Czesc Dziewczyny!
Jestem na forum od nie tak dawna i jak pisalam wczesniej mieszkam teraz w Holandii. Zaczynam wlasnie pierwsza stymulacje do in vitro i musze przyznac, ze strasznie balam sie zastrzykow. Mam uraz z dziecinstwa i jakos do tej pory na widok igly nawet na filmie zakrywam oczy jak dziecko. Tak ze kiedy sie dowiedzialam, ze bede sobie musiala robic je sama i to w brzuch to na sama mysl robilo mi sie slabo. Jednak chcec posiadania dziecka jest silniejsza od strachu. Oswajalam sie z tym tematem juz od dawna, ale mimo tego dzien w ktorym mialam zrobic pierwszy zastrzyk byl jak wyjety z zyciorysu. Chcialam pocieszyc wszystkie te dziewczyny, ktore maja podobne historie, ze naprawde to nie boli, trzeba tylko zacisnac zeby i sie przemoc. Jak ktos inny tak pisal to za bardzo w to nie wierzylam, ale jednak to prawda. Dzisiaj wieczorem bede robic drugi zastrzyk i mam nadzieje, ze juz po drugim bedzie mi szlo jeszcze sprawniej i z mniejszym “bolem serca”. Tak ze dziewczyny, glowa do gory!!! Nawet taka peniawka jak ja sie przemogla. Teraz tylko czekam jakie beda skutki uboczne po takiej dawce hormonow.
Pozdrawiam,
Zuzka
8 odpowiedzi na pytanie: Zastrzyki-nie takie straszne
Re: Zastrzyki-nie takie straszne
Zuzka mam nadzieję że jedynym skutkiem ubocznym będzie wyprodukowanie pieknych zdrowych jajeczek gotowych na przyjęcie męskiej części..:-))) i piękne zarodki, a co za tym idzie spełnienie marzeń….

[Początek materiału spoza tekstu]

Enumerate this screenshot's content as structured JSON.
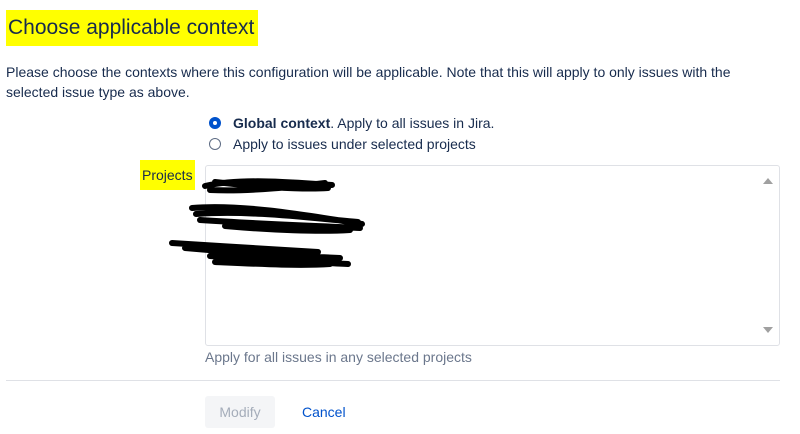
{
  "section": {
    "title": "Choose applicable context",
    "description": "Please choose the contexts where this configuration will be applicable. Note that this will apply to only issues with the selected issue type as above."
  },
  "context_options": [
    {
      "strong": "Global context",
      "rest": ". Apply to all issues in Jira.",
      "checked": true
    },
    {
      "strong": "",
      "rest": "Apply to issues under selected projects",
      "checked": false
    }
  ],
  "projects": {
    "label": "Projects",
    "help": "Apply for all issues in any selected projects"
  },
  "actions": {
    "modify_label": "Modify",
    "cancel_label": "Cancel"
  },
  "colors": {
    "highlight": "#ffff00",
    "link": "#0052cc",
    "text": "#172b4d",
    "muted": "#6b778c"
  }
}
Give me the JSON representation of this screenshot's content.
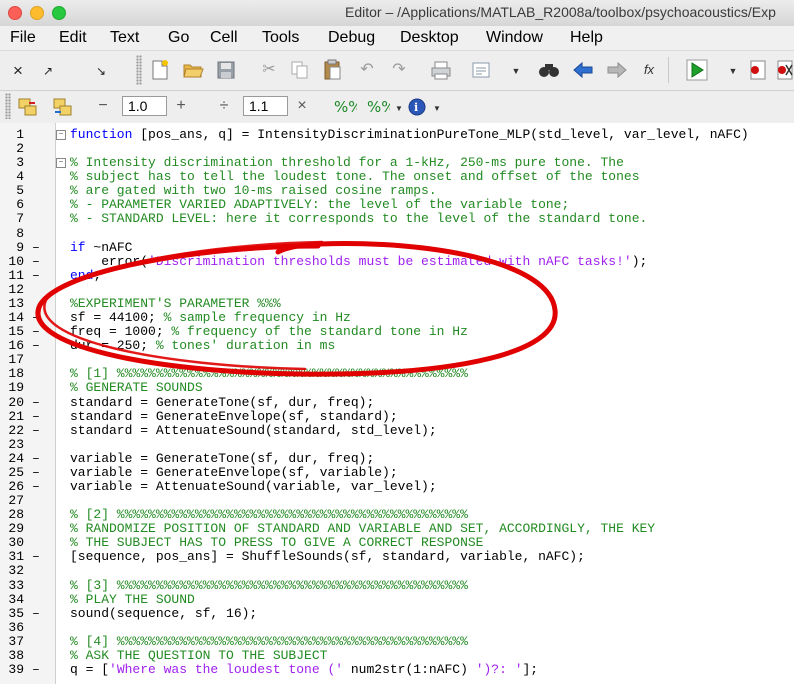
{
  "window": {
    "title": "Editor – /Applications/MATLAB_R2008a/toolbox/psychoacoustics/Exp"
  },
  "menu": [
    "File",
    "Edit",
    "Text",
    "Go",
    "Cell",
    "Tools",
    "Debug",
    "Desktop",
    "Window",
    "Help"
  ],
  "toolbar": {
    "zoom_value_1": "1.0",
    "zoom_value_2": "1.1",
    "minus": "−",
    "plus": "+",
    "divide": "÷",
    "times": "×"
  },
  "code_lines": [
    {
      "n": "1",
      "dash": "",
      "fold": "−",
      "segs": [
        [
          "kw",
          "function"
        ],
        [
          "plain",
          " [pos_ans, q] = IntensityDiscriminationPureTone_MLP(std_level, var_level, nAFC)"
        ]
      ]
    },
    {
      "n": "2",
      "dash": "",
      "fold": "",
      "segs": []
    },
    {
      "n": "3",
      "dash": "",
      "fold": "−",
      "segs": [
        [
          "comment",
          "% Intensity discrimination threshold for a 1-kHz, 250-ms pure tone. The"
        ]
      ]
    },
    {
      "n": "4",
      "dash": "",
      "fold": "",
      "segs": [
        [
          "comment",
          "% subject has to tell the loudest tone. The onset and offset of the tones"
        ]
      ]
    },
    {
      "n": "5",
      "dash": "",
      "fold": "",
      "segs": [
        [
          "comment",
          "% are gated with two 10-ms raised cosine ramps."
        ]
      ]
    },
    {
      "n": "6",
      "dash": "",
      "fold": "",
      "segs": [
        [
          "comment",
          "% - PARAMETER VARIED ADAPTIVELY: the level of the variable tone;"
        ]
      ]
    },
    {
      "n": "7",
      "dash": "",
      "fold": "",
      "segs": [
        [
          "comment",
          "% - STANDARD LEVEL: here it corresponds to the level of the standard tone."
        ]
      ]
    },
    {
      "n": "8",
      "dash": "",
      "fold": "",
      "segs": []
    },
    {
      "n": "9",
      "dash": "–",
      "fold": "",
      "segs": [
        [
          "kw",
          "if"
        ],
        [
          "plain",
          " ~nAFC"
        ]
      ]
    },
    {
      "n": "10",
      "dash": "–",
      "fold": "",
      "segs": [
        [
          "plain",
          "    error("
        ],
        [
          "str",
          "'Discrimination thresholds must be estimated with nAFC tasks!'"
        ],
        [
          "plain",
          ");"
        ]
      ]
    },
    {
      "n": "11",
      "dash": "–",
      "fold": "",
      "segs": [
        [
          "kw",
          "end"
        ],
        [
          "plain",
          ";"
        ]
      ]
    },
    {
      "n": "12",
      "dash": "",
      "fold": "",
      "segs": []
    },
    {
      "n": "13",
      "dash": "",
      "fold": "",
      "segs": [
        [
          "comment",
          "%EXPERIMENT'S PARAMETER %%%"
        ]
      ]
    },
    {
      "n": "14",
      "dash": "–",
      "fold": "",
      "segs": [
        [
          "plain",
          "sf = 44100; "
        ],
        [
          "comment",
          "% sample frequency in Hz"
        ]
      ]
    },
    {
      "n": "15",
      "dash": "–",
      "fold": "",
      "segs": [
        [
          "plain",
          "freq = 1000; "
        ],
        [
          "comment",
          "% frequency of the standard tone in Hz"
        ]
      ]
    },
    {
      "n": "16",
      "dash": "–",
      "fold": "",
      "segs": [
        [
          "plain",
          "dur = 250; "
        ],
        [
          "comment",
          "% tones' duration in ms"
        ]
      ]
    },
    {
      "n": "17",
      "dash": "",
      "fold": "",
      "segs": []
    },
    {
      "n": "18",
      "dash": "",
      "fold": "",
      "segs": [
        [
          "comment",
          "% [1] %%%%%%%%%%%%%%%%%%%%%%%%%%%%%%%%%%%%%%%%%%%%%"
        ]
      ]
    },
    {
      "n": "19",
      "dash": "",
      "fold": "",
      "segs": [
        [
          "comment",
          "% GENERATE SOUNDS"
        ]
      ]
    },
    {
      "n": "20",
      "dash": "–",
      "fold": "",
      "segs": [
        [
          "plain",
          "standard = GenerateTone(sf, dur, freq);"
        ]
      ]
    },
    {
      "n": "21",
      "dash": "–",
      "fold": "",
      "segs": [
        [
          "plain",
          "standard = GenerateEnvelope(sf, standard);"
        ]
      ]
    },
    {
      "n": "22",
      "dash": "–",
      "fold": "",
      "segs": [
        [
          "plain",
          "standard = AttenuateSound(standard, std_level);"
        ]
      ]
    },
    {
      "n": "23",
      "dash": "",
      "fold": "",
      "segs": []
    },
    {
      "n": "24",
      "dash": "–",
      "fold": "",
      "segs": [
        [
          "plain",
          "variable = GenerateTone(sf, dur, freq);"
        ]
      ]
    },
    {
      "n": "25",
      "dash": "–",
      "fold": "",
      "segs": [
        [
          "plain",
          "variable = GenerateEnvelope(sf, variable);"
        ]
      ]
    },
    {
      "n": "26",
      "dash": "–",
      "fold": "",
      "segs": [
        [
          "plain",
          "variable = AttenuateSound(variable, var_level);"
        ]
      ]
    },
    {
      "n": "27",
      "dash": "",
      "fold": "",
      "segs": []
    },
    {
      "n": "28",
      "dash": "",
      "fold": "",
      "segs": [
        [
          "comment",
          "% [2] %%%%%%%%%%%%%%%%%%%%%%%%%%%%%%%%%%%%%%%%%%%%%"
        ]
      ]
    },
    {
      "n": "29",
      "dash": "",
      "fold": "",
      "segs": [
        [
          "comment",
          "% RANDOMIZE POSITION OF STANDARD AND VARIABLE AND SET, ACCORDINGLY, THE KEY"
        ]
      ]
    },
    {
      "n": "30",
      "dash": "",
      "fold": "",
      "segs": [
        [
          "comment",
          "% THE SUBJECT HAS TO PRESS TO GIVE A CORRECT RESPONSE"
        ]
      ]
    },
    {
      "n": "31",
      "dash": "–",
      "fold": "",
      "segs": [
        [
          "plain",
          "[sequence, pos_ans] = ShuffleSounds(sf, standard, variable, nAFC);"
        ]
      ]
    },
    {
      "n": "32",
      "dash": "",
      "fold": "",
      "segs": []
    },
    {
      "n": "33",
      "dash": "",
      "fold": "",
      "segs": [
        [
          "comment",
          "% [3] %%%%%%%%%%%%%%%%%%%%%%%%%%%%%%%%%%%%%%%%%%%%%"
        ]
      ]
    },
    {
      "n": "34",
      "dash": "",
      "fold": "",
      "segs": [
        [
          "comment",
          "% PLAY THE SOUND"
        ]
      ]
    },
    {
      "n": "35",
      "dash": "–",
      "fold": "",
      "segs": [
        [
          "plain",
          "sound(sequence, sf, 16);"
        ]
      ]
    },
    {
      "n": "36",
      "dash": "",
      "fold": "",
      "segs": []
    },
    {
      "n": "37",
      "dash": "",
      "fold": "",
      "segs": [
        [
          "comment",
          "% [4] %%%%%%%%%%%%%%%%%%%%%%%%%%%%%%%%%%%%%%%%%%%%%"
        ]
      ]
    },
    {
      "n": "38",
      "dash": "",
      "fold": "",
      "segs": [
        [
          "comment",
          "% ASK THE QUESTION TO THE SUBJECT"
        ]
      ]
    },
    {
      "n": "39",
      "dash": "–",
      "fold": "",
      "segs": [
        [
          "plain",
          "q = ["
        ],
        [
          "str",
          "'Where was the loudest tone ('"
        ],
        [
          "plain",
          " num2str(1:nAFC) "
        ],
        [
          "str",
          "')?: '"
        ],
        [
          "plain",
          "];"
        ]
      ]
    }
  ],
  "colors": {
    "keyword": "#0000ff",
    "comment": "#228b22",
    "string": "#a020f0",
    "annotation_circle": "#e00000"
  }
}
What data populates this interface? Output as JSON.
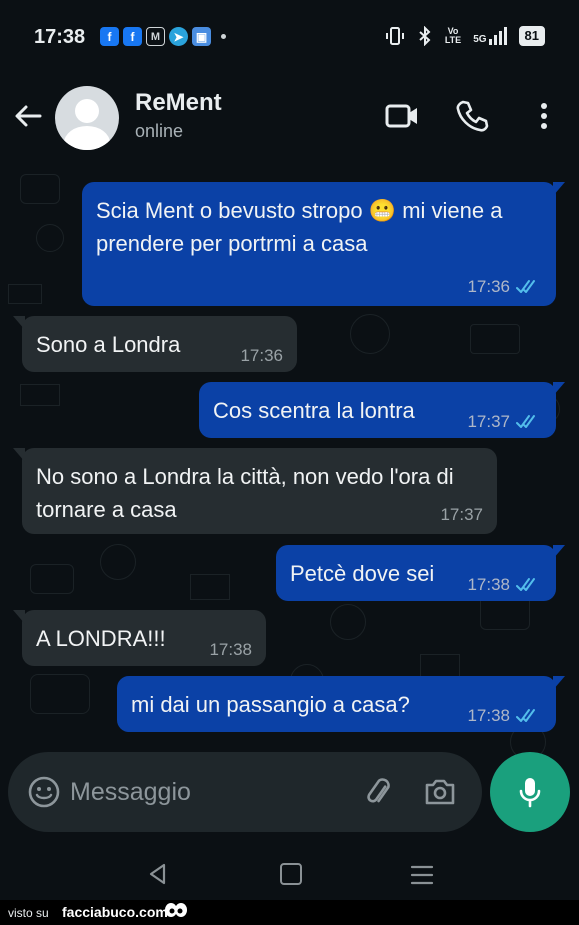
{
  "status_bar": {
    "time": "17:38",
    "app_icons": [
      "facebook-icon",
      "facebook-icon",
      "gmail-icon",
      "telegram-icon",
      "photos-icon"
    ],
    "network": "5G",
    "volte_top": "Vo",
    "volte_bottom": "LTE",
    "battery": "81"
  },
  "header": {
    "contact_name": "ReMent",
    "contact_status": "online"
  },
  "messages": [
    {
      "direction": "out",
      "text": "Scia Ment o bevusto stropo 😬 mi viene a prendere per portrmi a casa",
      "time": "17:36",
      "read": true
    },
    {
      "direction": "in",
      "text": "Sono a Londra",
      "time": "17:36"
    },
    {
      "direction": "out",
      "text": "Cos scentra la lontra",
      "time": "17:37",
      "read": true
    },
    {
      "direction": "in",
      "text": "No sono a Londra la città, non vedo l'ora di tornare a casa",
      "time": "17:37"
    },
    {
      "direction": "out",
      "text": "Petcè dove sei",
      "time": "17:38",
      "read": true
    },
    {
      "direction": "in",
      "text": "A LONDRA!!!",
      "time": "17:38"
    },
    {
      "direction": "out",
      "text": "mi dai un passangio a casa?",
      "time": "17:38",
      "read": true
    }
  ],
  "composer": {
    "placeholder": "Messaggio"
  },
  "footer": {
    "visto": "visto su",
    "site": "facciabuco.com"
  },
  "colors": {
    "outgoing_bubble": "#0b41a6",
    "incoming_bubble": "#262d31",
    "read_ticks": "#53bdeb",
    "mic_button": "#1aa07d"
  }
}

Pozdrawiam i wszytskiego naj naj
Re: Zastrzyki-nie takie straszne
ja rowniez dolaczam sie do zyczen i pozdrawiam 🙂
kam
Re: Zastrzyki-nie takie straszne
Dzieki dziewczyny. Tak kolorowo jednak nie bylo, bo wlasnie przy drugim zastrzyku zemdlalam i maz mnie ratowal, ale juz trzeci byl OK. Bedzie dobrze. Pozdrawiam
Zuzka
Re: Zastrzyki-nie takie straszne
Witam ponownie. Wlasnie wrocilam dzis od lekarza po USG i jak okazalo sie, ze po 5 zastrzykach mam juz rezultat w postaci 10 pecherzykow. To chyba niezly wynik, co? Fakt, ze brzuch mi chce rozerwac, ale poza tym OK, wiec da sie wytrzymac. W zwiazku z tym, ze dobrze reaguje na leki to prawdopodobnie nie bede musiala wybrac wszystkich zastrzykow co jest dla mnie wspaniala wiadomoscia. Oby tylko teraz wszystko inne poszlo dobrze. W poniedzialek kolenja wizyta i punkja kolo srody lub czwartku. Trzymajcie kciuki za mnie.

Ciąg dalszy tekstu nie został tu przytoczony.